'Go on, ya fine thing,' she'd breathed in my ear as she pinned me against the ropes, 'your buttocks are like little peaches.' It's true, my buttocks are firm and well-toned, but it was not pleasant hearing in that particular context. So I wanted something done about it.
Colleagues advised that I should tone down my wardrobe, to make myself less inviting. 'Wearing a mankini is asking for trouble,' they said.
I found this rather offensive. I was the victim, my irresistible charm shouldn't be to blame, and mixed-gender wrestling had been a stimulating and rewarding hobby of mine for years.
'When you start on a journey of vengeance,' said Confucius, 'dig two graves.' However, my concern was not for myself, but for other attractive male doctors who might find themselves in the same uncomfortable situation.
The solicitor listened carefully, then told me his plan. 'Hang on,' I said, 'isn't this supposed to be a joint decision? A partnership? I've been reading up on the issue, and I wish to know my options so that I can make an informed choice.'
He gave me a pitying smile. 'And where were you reading up on it?' he asked.
'The Daily Mail,' I said, feeling the words stick in my throat even as I spoke them.

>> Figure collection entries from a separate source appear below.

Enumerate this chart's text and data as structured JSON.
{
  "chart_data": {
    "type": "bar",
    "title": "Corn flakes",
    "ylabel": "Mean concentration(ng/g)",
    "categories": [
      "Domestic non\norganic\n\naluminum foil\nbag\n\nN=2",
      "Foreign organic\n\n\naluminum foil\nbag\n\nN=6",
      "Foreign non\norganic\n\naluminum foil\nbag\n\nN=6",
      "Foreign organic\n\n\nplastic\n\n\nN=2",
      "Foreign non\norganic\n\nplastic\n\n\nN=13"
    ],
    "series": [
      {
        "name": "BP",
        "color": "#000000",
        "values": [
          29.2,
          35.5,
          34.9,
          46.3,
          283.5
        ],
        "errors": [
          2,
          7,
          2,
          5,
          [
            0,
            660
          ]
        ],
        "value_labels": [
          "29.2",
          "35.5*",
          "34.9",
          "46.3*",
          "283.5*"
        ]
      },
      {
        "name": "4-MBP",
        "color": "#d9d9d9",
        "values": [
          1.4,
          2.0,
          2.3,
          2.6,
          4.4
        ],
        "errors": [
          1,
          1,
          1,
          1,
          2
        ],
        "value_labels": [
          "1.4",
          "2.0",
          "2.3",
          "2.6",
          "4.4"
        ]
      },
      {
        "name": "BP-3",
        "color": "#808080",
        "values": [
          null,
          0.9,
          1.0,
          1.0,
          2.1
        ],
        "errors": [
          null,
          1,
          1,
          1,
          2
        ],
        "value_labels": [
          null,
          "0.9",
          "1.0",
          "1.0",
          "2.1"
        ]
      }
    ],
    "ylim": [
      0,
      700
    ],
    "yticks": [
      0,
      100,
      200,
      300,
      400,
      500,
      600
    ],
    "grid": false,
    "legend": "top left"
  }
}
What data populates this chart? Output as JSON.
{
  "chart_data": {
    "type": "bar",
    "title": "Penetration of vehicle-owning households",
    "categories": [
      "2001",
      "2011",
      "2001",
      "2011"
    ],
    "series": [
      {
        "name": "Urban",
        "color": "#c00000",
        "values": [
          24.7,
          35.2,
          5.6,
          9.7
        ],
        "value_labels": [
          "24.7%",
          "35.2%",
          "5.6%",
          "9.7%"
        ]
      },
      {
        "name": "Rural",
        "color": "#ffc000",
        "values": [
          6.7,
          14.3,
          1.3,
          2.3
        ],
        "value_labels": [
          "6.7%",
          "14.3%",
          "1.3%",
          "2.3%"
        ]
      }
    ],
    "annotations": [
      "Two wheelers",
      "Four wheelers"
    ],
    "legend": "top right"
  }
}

'Look buddy,' he said, 'I've been dealing with this kind of stuff all my life, though I'll admit your case is a trifle unusual; sexual harassment of the balding, specky and middle-aged is uncommon. Your knowledge is gleaned from a tabloid. I'm the professional, you are the client. I tell you what to do; this isn't an ice-cream parlour, I don't give you a menu. If you don't want my advice, take a hike.'
So why are doctors supposed to be different? For some reason, we are expected to negotiate, to take the patient's point of view into account, to reach a consensus, even though their knowledge is as limited, compared to ours, as my knowledge of the law. Or of what women really want.